The one allergy will knock out two entire classes of antibiotics.
On the other side, when you have a documented infection with a bacterial agent, the laboratory will take the particular strain you are infected with and see which all antibiotics the strain is sensitive to. The physician will then prescribe the antibiotic which the strain is most susceptable to, thereby giving you the best chance of beating the infection.
Obviously if you cannot take that particular antibiotic due to a documented allergy (or potential cross-reaction), the physician will have to prescribe something not quite as effective.
There's another problem.
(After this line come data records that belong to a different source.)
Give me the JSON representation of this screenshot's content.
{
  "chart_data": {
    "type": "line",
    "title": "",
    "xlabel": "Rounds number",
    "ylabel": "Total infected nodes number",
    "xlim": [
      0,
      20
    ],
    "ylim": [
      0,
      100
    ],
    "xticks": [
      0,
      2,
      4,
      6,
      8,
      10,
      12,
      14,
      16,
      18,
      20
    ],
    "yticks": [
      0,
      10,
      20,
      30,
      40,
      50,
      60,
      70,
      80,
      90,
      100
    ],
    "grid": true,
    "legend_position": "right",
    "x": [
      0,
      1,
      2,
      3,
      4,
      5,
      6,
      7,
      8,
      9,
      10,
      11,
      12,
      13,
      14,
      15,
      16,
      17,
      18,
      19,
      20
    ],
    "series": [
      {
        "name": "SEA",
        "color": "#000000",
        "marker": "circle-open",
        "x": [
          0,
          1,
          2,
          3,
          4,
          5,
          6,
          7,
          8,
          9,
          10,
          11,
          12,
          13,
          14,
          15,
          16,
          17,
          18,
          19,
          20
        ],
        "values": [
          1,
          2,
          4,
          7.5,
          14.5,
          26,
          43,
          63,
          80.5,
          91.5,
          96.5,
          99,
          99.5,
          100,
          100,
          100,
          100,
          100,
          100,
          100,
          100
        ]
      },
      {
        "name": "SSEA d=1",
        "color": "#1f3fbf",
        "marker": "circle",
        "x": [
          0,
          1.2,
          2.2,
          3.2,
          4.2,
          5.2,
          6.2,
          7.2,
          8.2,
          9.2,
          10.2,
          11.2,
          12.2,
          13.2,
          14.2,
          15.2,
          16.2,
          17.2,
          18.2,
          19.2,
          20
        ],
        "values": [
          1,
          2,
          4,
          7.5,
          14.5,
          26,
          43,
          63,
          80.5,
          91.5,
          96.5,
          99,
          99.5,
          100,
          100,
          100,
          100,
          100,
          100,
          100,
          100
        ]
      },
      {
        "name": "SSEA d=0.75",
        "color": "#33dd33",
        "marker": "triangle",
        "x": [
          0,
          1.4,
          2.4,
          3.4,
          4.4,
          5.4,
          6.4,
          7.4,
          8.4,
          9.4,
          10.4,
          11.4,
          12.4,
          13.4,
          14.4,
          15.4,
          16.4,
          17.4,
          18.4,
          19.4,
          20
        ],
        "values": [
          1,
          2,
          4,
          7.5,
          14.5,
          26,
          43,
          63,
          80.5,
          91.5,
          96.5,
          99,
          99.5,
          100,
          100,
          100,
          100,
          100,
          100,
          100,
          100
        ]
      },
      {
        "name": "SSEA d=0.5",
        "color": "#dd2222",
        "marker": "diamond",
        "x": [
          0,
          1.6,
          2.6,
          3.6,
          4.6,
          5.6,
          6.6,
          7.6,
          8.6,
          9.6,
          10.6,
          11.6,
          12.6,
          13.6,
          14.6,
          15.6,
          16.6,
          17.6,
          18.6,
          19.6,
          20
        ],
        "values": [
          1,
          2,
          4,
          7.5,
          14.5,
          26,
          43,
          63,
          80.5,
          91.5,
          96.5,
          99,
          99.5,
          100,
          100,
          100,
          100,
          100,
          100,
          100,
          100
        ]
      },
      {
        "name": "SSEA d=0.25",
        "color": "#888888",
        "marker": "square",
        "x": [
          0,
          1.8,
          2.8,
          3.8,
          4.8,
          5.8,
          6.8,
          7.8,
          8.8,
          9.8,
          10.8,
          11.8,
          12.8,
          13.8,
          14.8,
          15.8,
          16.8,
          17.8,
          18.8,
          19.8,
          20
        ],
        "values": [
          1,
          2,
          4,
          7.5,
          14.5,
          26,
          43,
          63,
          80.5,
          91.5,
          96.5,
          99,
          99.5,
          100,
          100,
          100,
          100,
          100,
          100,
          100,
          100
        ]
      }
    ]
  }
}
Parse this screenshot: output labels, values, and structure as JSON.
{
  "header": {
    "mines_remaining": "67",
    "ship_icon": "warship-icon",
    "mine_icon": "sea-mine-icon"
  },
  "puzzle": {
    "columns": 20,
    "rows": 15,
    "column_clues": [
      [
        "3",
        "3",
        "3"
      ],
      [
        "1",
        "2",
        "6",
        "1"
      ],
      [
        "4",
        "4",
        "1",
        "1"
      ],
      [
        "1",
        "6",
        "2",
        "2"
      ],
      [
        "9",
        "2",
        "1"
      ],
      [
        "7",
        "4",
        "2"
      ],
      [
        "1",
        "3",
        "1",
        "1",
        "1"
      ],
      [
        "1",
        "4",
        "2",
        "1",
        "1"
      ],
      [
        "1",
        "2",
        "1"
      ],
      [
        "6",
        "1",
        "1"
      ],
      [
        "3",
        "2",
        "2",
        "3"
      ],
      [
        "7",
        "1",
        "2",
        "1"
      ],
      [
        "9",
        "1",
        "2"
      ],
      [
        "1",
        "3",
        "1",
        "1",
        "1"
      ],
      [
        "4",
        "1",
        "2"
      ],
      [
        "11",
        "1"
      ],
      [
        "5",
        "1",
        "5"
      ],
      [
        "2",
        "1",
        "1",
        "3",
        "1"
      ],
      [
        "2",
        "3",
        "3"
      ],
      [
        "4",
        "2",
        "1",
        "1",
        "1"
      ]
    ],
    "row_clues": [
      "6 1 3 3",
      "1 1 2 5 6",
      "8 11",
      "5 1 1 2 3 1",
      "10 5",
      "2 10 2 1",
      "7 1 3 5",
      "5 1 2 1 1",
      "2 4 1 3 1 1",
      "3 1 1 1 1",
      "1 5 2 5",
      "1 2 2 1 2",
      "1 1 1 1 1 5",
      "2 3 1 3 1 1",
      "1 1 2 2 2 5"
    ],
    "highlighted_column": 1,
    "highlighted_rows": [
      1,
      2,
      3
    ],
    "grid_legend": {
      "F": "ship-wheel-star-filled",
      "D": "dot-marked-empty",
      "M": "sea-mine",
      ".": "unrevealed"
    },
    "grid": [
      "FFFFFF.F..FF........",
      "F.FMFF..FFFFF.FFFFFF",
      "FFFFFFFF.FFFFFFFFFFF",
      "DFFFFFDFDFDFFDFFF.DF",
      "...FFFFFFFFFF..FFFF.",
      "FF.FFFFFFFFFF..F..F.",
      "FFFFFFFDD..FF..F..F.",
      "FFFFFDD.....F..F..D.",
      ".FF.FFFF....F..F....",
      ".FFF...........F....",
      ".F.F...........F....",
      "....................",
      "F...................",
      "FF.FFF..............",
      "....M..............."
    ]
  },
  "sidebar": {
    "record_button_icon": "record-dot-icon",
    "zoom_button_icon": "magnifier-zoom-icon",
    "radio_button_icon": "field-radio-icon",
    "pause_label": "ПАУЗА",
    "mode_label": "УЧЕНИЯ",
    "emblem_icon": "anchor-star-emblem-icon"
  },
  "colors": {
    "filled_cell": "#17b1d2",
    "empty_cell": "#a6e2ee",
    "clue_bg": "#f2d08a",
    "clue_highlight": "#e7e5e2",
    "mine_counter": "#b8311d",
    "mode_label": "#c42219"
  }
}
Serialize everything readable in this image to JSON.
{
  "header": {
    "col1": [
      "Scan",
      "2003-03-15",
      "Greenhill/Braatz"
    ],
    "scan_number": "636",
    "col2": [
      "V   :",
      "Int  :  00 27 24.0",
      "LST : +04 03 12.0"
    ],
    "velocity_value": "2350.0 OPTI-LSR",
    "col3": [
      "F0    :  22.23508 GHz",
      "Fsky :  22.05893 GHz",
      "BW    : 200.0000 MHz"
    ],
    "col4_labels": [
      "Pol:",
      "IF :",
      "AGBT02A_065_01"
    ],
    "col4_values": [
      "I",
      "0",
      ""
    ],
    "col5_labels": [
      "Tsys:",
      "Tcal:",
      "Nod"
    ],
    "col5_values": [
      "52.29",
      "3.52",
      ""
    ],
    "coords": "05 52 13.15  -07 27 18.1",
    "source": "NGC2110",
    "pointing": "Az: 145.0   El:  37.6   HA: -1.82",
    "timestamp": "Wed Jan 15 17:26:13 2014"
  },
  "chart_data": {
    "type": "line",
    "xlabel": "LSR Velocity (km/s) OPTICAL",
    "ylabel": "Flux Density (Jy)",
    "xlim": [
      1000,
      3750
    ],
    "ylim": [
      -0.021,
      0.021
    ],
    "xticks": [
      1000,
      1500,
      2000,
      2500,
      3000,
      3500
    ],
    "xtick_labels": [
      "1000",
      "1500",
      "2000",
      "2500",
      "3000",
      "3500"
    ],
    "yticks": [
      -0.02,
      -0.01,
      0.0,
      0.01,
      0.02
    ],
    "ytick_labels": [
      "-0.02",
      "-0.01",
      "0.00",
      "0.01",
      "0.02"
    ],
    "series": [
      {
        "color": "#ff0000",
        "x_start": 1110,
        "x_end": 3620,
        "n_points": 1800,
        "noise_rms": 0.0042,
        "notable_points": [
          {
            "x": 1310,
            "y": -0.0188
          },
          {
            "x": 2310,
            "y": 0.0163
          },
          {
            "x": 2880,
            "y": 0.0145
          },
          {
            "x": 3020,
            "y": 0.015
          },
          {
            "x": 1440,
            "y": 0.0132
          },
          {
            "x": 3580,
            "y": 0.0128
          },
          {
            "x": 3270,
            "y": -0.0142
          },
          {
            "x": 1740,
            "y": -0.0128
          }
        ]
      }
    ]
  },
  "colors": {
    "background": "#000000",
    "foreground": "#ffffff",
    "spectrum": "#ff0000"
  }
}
People who are intollerant to one medication are generally intollerant to many medications. You have to make sure you don't have a lot of allergies listed or you will end up being treated for an infection with 'big gun' antibiotics with more serious side effects.
Most of the time the physician will not even tell you how potentially toxic the antibiotic is, as it's generally not a detail physicians talk about. I've had a couple patients with dimished hearing for several months (at least!) as they were prescribed gentamycin for a simple infection because they were allergic to simpler antibiotics.